Christ’s Resurrection Brings Us Life
“Christ, our Passover lamb, has been sacrificed” (1 Cor. 5:7). By the shed blood of Christ, the Lamb of God, eternal death has passed over us. Now we pass with Christ through death into life everlasting. For Christ the crucified One is risen! The stone has been rolled away from the tomb, revealing that the tomb could not hold Him (Mk. 16:1–8). Now our Redeemer lives eternally to save us from sin and Satan and the grave, and we can live in the sure hope of our own bodily resurrection with Christ. “After my skin has been thus destroyed, yet in my flesh I shall see God” (Job 19:26). Feasting on the living Christ, who is our meat and drink indeed, we boldly say: “O death, where is your victory? O death, where is your sting?…But thanks be to God, who gives us the victory through our Lord Jesus Christ” (1 Cor. 15:54–55, 57).
The Paschal Candle is a special candle used at every service during the Easter season and at baptisms and funerals year-round. The Paschal Candle—rededicated last evening in our Easter Vigil service—symbolizes the resurrection victory over the darkness of sin and death. It emphasizes the presence of the resurrected Christ and the link between a believer’s baptism and the resurrection (Romans 6).
The name Paschal comes from the Greek, pascha. Before the time of Christ, this word was used for Passover; after Christ, Christians took to using the word when referring to the Festival of the Resurrection (The term Easter came into use in later centuries). On the Paschal Candle are nails, symbolizing the wounds of Christ; a cross, the means by which we are saved through our baptism; two Greek letters, an Alpha [Α] and an Omega [Ω], which remind us of Jesus’ words in St. John’s Revelation (1:8; 22:13), and that he is the beginning and the end; and finally, the candle has the current year, the year of our Lord (“anno domini"; A.D.) 2017.
Throughout the fifty days of Easter, the Paschal Candle traditionally stands near or in front of the altar as a symbol of resurrection.

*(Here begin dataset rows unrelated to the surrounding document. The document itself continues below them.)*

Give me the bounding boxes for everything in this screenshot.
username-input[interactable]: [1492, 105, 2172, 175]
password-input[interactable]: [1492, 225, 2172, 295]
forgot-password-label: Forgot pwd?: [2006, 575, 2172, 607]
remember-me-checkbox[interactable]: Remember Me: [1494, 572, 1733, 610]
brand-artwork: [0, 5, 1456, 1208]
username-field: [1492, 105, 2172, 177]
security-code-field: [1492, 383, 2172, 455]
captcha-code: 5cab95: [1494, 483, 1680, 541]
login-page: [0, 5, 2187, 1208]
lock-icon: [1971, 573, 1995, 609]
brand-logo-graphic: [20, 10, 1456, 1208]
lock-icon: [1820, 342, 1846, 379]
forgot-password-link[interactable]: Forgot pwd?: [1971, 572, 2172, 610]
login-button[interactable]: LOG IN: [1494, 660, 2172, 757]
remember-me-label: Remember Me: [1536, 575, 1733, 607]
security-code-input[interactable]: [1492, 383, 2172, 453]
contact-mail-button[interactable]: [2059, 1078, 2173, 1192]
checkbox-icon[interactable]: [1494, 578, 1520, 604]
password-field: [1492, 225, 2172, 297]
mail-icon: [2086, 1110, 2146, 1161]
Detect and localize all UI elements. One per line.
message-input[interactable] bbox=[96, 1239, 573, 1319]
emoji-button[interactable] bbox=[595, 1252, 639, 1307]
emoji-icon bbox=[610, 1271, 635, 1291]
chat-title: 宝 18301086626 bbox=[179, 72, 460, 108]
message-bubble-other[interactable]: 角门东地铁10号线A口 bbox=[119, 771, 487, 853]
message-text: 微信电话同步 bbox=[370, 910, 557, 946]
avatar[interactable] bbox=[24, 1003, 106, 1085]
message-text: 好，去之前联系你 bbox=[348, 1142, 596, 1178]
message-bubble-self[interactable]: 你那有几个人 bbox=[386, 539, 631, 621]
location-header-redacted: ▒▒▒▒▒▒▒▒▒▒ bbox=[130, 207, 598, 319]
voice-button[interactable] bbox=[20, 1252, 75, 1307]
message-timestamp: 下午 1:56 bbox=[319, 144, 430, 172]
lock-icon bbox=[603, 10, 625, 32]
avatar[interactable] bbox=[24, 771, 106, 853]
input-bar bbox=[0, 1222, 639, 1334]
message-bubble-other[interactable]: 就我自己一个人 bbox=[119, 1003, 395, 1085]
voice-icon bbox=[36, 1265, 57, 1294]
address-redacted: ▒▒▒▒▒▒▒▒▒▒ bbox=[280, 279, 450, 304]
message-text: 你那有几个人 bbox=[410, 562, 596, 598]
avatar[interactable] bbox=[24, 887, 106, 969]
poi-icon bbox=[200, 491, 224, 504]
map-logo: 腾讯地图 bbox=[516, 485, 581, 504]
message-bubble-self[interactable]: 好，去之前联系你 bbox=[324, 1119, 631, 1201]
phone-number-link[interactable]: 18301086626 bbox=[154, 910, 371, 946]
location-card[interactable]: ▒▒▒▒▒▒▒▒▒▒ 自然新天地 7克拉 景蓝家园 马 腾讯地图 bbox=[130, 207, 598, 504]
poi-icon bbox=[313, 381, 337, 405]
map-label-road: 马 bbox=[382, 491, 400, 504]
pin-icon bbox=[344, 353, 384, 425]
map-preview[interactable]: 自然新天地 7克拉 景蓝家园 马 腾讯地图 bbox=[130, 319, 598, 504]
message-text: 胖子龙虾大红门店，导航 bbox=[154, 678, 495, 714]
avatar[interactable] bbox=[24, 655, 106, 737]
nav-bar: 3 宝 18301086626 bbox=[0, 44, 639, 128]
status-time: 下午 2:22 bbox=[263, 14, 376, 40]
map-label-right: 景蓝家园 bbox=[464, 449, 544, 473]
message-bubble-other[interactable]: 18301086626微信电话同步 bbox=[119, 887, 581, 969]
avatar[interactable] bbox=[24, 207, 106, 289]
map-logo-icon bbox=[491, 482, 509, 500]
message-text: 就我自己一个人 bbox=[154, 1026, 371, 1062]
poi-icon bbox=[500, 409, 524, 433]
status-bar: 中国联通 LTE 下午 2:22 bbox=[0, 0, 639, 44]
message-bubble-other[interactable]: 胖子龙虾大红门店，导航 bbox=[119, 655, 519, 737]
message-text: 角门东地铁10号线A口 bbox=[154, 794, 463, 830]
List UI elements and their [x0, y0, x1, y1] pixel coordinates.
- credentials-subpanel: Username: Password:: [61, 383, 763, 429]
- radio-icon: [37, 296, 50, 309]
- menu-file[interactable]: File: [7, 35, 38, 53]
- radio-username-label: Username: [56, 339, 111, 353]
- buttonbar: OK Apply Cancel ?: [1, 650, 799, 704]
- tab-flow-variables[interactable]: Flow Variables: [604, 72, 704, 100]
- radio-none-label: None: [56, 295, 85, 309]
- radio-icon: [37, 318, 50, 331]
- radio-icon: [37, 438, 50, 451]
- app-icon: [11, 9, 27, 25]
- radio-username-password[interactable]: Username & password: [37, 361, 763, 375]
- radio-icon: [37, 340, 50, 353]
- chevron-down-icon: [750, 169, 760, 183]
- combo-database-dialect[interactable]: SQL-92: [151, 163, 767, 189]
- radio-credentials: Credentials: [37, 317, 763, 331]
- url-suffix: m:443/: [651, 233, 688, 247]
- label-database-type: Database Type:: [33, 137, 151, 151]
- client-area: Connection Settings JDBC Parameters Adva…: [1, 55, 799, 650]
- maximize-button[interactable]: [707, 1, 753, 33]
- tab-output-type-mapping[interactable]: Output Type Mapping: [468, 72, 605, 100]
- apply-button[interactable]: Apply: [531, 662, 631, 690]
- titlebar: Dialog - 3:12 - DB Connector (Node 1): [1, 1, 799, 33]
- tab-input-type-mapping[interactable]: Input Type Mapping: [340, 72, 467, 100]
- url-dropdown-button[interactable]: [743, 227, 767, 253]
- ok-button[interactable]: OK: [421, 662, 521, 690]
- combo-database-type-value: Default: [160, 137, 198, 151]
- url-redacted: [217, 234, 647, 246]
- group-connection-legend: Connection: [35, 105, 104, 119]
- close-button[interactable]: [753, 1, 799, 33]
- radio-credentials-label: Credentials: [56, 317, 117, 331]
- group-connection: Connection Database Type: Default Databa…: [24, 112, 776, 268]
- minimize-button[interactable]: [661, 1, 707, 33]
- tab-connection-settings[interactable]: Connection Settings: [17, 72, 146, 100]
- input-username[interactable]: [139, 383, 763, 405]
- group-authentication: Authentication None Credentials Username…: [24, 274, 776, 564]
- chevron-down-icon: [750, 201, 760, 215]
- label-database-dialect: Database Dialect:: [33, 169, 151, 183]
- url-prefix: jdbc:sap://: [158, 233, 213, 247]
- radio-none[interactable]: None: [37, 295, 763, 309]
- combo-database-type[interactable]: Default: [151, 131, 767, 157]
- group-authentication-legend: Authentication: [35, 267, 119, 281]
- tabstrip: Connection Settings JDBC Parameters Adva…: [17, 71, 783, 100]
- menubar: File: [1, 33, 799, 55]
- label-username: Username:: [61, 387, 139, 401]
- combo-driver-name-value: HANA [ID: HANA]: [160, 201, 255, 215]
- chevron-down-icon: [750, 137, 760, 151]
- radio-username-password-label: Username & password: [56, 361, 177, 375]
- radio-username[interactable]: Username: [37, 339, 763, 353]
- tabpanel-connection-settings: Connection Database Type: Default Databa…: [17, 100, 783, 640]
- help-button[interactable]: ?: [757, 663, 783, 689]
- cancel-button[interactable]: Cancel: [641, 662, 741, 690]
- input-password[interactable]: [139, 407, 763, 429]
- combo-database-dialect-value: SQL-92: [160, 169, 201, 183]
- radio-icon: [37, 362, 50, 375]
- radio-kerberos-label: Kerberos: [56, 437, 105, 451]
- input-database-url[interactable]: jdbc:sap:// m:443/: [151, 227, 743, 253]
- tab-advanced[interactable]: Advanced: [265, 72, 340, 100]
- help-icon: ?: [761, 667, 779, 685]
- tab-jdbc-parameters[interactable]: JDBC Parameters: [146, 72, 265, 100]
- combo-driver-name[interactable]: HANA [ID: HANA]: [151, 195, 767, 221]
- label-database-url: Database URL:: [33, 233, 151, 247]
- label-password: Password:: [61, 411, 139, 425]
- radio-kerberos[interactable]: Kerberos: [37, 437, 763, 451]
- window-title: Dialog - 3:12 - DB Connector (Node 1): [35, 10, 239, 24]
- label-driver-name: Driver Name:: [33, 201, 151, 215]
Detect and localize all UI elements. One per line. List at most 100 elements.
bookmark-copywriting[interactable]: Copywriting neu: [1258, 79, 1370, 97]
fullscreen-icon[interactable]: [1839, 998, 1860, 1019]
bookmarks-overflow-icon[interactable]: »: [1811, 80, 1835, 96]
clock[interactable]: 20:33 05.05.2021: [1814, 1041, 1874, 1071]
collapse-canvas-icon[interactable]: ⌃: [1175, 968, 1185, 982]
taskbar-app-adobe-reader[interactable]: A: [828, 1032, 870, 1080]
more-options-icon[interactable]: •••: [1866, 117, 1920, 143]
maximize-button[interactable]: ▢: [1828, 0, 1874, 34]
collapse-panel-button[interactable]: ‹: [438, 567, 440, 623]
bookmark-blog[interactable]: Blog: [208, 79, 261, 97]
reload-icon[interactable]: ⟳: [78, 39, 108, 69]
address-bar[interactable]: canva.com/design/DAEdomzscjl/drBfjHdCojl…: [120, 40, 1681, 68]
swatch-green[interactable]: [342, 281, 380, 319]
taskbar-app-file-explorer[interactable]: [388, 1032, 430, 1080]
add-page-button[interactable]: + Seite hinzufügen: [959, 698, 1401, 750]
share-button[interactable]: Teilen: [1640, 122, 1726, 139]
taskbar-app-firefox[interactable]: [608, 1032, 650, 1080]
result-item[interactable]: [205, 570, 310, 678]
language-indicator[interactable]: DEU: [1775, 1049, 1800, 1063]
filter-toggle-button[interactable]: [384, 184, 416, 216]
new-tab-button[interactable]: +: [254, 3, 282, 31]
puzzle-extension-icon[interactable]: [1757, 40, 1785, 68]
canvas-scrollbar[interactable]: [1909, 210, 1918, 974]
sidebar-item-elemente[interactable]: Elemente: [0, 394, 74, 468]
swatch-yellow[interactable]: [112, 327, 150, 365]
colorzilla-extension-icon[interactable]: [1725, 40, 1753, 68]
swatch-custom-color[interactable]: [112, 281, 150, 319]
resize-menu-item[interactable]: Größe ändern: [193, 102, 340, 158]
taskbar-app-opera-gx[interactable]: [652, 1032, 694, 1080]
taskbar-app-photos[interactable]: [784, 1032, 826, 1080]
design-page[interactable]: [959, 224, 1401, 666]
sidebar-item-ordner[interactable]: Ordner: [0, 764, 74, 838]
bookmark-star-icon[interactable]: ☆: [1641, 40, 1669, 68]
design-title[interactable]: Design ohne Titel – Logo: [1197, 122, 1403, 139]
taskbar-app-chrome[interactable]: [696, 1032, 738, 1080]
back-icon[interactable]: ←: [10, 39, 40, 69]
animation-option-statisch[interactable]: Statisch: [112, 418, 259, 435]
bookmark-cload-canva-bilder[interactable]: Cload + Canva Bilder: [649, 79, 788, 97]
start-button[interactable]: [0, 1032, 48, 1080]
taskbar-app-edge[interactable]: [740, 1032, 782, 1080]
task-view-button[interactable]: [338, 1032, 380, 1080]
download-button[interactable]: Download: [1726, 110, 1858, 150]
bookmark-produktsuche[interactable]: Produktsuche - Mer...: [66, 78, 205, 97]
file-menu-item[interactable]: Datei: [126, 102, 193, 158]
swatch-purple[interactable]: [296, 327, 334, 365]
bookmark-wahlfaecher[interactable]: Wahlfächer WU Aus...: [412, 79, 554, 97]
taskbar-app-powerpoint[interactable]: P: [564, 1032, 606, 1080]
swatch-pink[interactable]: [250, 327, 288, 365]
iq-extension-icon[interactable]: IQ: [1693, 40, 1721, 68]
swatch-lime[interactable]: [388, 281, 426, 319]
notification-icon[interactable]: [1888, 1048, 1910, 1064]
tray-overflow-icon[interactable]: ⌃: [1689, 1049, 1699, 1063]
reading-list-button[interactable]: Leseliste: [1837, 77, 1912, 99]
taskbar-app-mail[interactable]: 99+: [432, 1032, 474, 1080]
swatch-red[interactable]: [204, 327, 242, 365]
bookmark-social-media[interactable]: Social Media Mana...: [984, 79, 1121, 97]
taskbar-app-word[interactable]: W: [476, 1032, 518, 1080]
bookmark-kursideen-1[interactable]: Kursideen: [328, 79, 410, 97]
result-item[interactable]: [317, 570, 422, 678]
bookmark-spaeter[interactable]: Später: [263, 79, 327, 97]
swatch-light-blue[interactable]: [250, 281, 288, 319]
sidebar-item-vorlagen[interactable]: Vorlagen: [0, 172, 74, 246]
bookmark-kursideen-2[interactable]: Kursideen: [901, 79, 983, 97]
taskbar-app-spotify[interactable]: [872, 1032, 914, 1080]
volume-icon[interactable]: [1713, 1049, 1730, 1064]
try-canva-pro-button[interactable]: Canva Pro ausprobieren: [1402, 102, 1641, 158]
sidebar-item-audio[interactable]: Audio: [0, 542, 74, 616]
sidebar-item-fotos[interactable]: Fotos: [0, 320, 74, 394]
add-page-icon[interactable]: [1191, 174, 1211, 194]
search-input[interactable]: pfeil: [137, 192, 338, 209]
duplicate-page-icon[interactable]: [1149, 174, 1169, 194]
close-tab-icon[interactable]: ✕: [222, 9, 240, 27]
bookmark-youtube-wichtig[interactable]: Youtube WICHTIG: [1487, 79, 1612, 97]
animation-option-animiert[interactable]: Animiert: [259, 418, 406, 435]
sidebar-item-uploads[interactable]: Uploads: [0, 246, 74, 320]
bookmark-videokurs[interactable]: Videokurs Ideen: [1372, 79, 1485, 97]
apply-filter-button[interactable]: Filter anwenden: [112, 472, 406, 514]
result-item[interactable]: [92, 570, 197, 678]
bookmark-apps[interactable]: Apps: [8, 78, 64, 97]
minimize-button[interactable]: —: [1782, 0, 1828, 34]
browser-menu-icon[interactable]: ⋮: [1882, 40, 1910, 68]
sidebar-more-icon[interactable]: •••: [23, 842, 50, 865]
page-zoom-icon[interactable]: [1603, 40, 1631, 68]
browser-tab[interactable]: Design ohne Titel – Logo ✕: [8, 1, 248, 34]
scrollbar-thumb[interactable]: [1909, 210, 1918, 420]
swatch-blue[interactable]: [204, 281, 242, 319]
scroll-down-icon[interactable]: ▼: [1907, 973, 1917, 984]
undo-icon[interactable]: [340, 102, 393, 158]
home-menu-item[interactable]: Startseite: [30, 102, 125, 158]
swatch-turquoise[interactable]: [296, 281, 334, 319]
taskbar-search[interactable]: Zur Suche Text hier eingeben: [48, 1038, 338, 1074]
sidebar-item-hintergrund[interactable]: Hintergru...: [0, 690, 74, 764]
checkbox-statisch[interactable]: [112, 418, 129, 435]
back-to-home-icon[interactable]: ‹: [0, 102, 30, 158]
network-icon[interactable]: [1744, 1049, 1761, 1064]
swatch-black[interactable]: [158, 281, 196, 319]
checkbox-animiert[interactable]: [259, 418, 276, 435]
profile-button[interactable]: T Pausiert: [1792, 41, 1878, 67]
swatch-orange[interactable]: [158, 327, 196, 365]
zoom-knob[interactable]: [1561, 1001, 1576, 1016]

It is lighted for each service and is traditionally extinguished after the reading of the Gospel on Ascension. The Paschal Candle is of substantial size so its important symbolism speaks clearly. Even the stand in which it sits is of great size. As the Ad-vent candles bring wonderful meaning to the celebration of Advent, so the Paschal Candle is intended to add meaningful symbolism to our celebration of Easter, Baptisms, and Christian funerals.